Getting started: practical fine-tuning steps

 

Getting started: practical fine-tuning steps

  • Define the task → collect/input–output pairs; if data is scarce, synthesize with prompts/templates.

  • Start small → try a 400M–1B parameter model to gauge baseline performance.

  • Vary data size to see returns from more examples.

  • Evaluate → inspect what works/doesn’t; iterate by collecting targeted new data.

Scaling difficulty

  • Reading vs. writing tasks: writing (chat, emails, code) is harder—more output tokens → usually needs larger models.

  • Composite/agentic tasks (multiple abilities in one go) further increase difficulty → consider bigger models.

Compute & hardware realities

  • Training needs far more memory than inference (gradients + optimizer states).

  • Example: a single V100 (16 GB) can infer a ~7B model but typically only train around ~1B params without tricks.

  • To fit larger models or speed up: use more GPUs or efficiency methods.

PEFT (Parameter-Efficient Fine-Tuning) & LoRA

  • PEFT adapts big models by training small add-on weights while freezing base weights.

  • LoRA (Low-Rank Adaptation):

    • Replaces full weight updates with low-rank matrices in selected layers.
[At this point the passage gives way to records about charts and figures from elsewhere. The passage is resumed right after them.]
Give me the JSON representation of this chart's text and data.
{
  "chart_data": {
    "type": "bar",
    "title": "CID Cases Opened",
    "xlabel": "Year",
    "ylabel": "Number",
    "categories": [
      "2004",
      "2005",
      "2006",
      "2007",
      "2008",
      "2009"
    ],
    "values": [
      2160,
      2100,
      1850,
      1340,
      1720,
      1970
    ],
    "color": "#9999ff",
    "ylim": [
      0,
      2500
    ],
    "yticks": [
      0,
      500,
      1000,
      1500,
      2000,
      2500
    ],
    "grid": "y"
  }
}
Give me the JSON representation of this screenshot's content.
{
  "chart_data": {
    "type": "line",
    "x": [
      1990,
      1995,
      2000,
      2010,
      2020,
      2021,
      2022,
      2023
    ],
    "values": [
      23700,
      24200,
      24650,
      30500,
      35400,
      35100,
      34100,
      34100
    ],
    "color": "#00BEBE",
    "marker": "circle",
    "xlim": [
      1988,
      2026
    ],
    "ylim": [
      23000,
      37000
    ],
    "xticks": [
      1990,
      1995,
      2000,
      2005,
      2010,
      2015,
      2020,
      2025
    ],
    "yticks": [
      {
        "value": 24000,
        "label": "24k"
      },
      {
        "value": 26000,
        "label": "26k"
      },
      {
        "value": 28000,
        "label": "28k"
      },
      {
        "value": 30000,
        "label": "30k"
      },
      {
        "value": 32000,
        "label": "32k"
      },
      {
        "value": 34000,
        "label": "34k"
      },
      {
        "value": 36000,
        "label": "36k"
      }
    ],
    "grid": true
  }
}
    • Reported effects (example cited in lesson): up to 10,000× fewer trainable params and ~3× less GPU memory vs full fine-tune.

    • Slight accuracy drop vs full FT, but same inference latency (adapters can be merged into base weights).

    • Great for multi-tenant setups: train separate LoRA adapters per customer/task and swap/merge at inference.

Bottom line: Start with a smaller model and simple tasks, iterate with data and evaluation, then scale model size and complexity. Use PEFT/LoRA to train efficiently when hardware is tight or tasks multiply.